Feature Limitations to Be Aware of After Setup
When switching to GPT, some features optimized for Claude may not work as expected. These include extended thinking, prompt caching, and Anthropic-specific beta features. The official documentation also notes that when using the Anthropic Messages format via an alternate route, you may need to set CLAUDE_CODE_DISABLE_EXPERIMENTAL_BETAS=1. Source
Additionally, while Claude Code's framework — such as CLAUDE.md and tool integrations — remains usable, the model's actual behavior (code comprehension and instruction-following tendencies) changes to that of GPT. Understanding it as "the same interface, but with a different brain" will help you not be surprised by differences in output.
Billing and Subscription Considerations
One easy-to-overlook aspect is the billing structure. Calling GPT through this method requires an OpenAI API key (pay-as-you-go), which is separate from a ChatGPT monthly subscription. Even if you have ChatGPT Plus, that subscription does not make GPT calls through Claude Code free.
Since requests pass through a relay server, token consumption directly maps to API charges. Using a gateway like LiteLLM with cost tracking and spending limits is a good way to stay on top of costs.
If You're Serious About GPT, Codex CLI Is Another Option
If your goal isn't "try GPT while keeping the Claude Code feel" but rather "use GPT (OpenAI) as the primary tool for terminal-based coding," then Codex CLI — OpenAI's own terminal coding tool — is the natural choice. It's included with a ChatGPT subscription at no additional charge. We've compared the two tools across five dimensions in a separate article. See also: Claude Code vs. Codex CLI Comparison.

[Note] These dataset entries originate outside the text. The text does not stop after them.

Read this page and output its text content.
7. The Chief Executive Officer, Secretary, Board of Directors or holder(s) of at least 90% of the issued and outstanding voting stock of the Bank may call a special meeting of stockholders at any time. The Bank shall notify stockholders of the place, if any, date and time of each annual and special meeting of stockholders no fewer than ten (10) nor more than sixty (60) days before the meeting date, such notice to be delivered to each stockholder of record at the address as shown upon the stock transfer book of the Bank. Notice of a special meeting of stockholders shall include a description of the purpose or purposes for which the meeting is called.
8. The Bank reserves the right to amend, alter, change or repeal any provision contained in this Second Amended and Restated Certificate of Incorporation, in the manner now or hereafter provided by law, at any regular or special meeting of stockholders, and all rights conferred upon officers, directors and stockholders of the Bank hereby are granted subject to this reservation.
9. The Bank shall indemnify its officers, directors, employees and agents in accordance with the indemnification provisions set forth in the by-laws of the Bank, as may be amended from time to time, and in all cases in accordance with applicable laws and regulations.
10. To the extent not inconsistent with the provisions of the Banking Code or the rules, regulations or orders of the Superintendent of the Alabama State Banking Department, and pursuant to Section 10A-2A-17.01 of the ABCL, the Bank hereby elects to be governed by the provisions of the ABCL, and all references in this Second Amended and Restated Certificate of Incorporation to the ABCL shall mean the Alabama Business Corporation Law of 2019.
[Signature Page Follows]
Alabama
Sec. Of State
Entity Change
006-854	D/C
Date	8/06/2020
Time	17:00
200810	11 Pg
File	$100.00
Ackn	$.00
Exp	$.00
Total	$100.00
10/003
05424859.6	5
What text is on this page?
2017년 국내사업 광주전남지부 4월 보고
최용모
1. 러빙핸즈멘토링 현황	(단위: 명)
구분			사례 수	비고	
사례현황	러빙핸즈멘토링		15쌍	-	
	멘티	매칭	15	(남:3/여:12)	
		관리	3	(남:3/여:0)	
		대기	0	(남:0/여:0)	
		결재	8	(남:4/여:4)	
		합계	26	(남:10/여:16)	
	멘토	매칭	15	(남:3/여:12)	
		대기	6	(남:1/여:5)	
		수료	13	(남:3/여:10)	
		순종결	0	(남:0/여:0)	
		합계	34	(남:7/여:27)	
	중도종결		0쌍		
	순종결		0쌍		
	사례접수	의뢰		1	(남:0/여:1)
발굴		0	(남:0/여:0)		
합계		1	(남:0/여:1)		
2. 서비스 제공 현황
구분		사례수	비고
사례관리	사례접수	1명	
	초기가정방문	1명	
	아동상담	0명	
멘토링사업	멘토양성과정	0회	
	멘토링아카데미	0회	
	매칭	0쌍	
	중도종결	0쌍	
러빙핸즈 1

Summary — Who Is This For?
Using GPT with Claude Code is suited for the following types of users:
- Those who want to compare models while keeping their existing Claude Code workflow and settings intact.
- Those who want to intelligently switch between cheaper and more powerful models by use case to optimize costs.
- Teams that want to centrally manage multiple providers and track usage and costs.
On the other hand, if you want to take full advantage of Claude-optimized features, or if you'd rather avoid the extra setup, simply using Claude is the more comfortable option. A practical two-step approach would be: start by trying claude-code-router locally, then migrate to a LiteLLM gateway when you're ready to put it into regular use.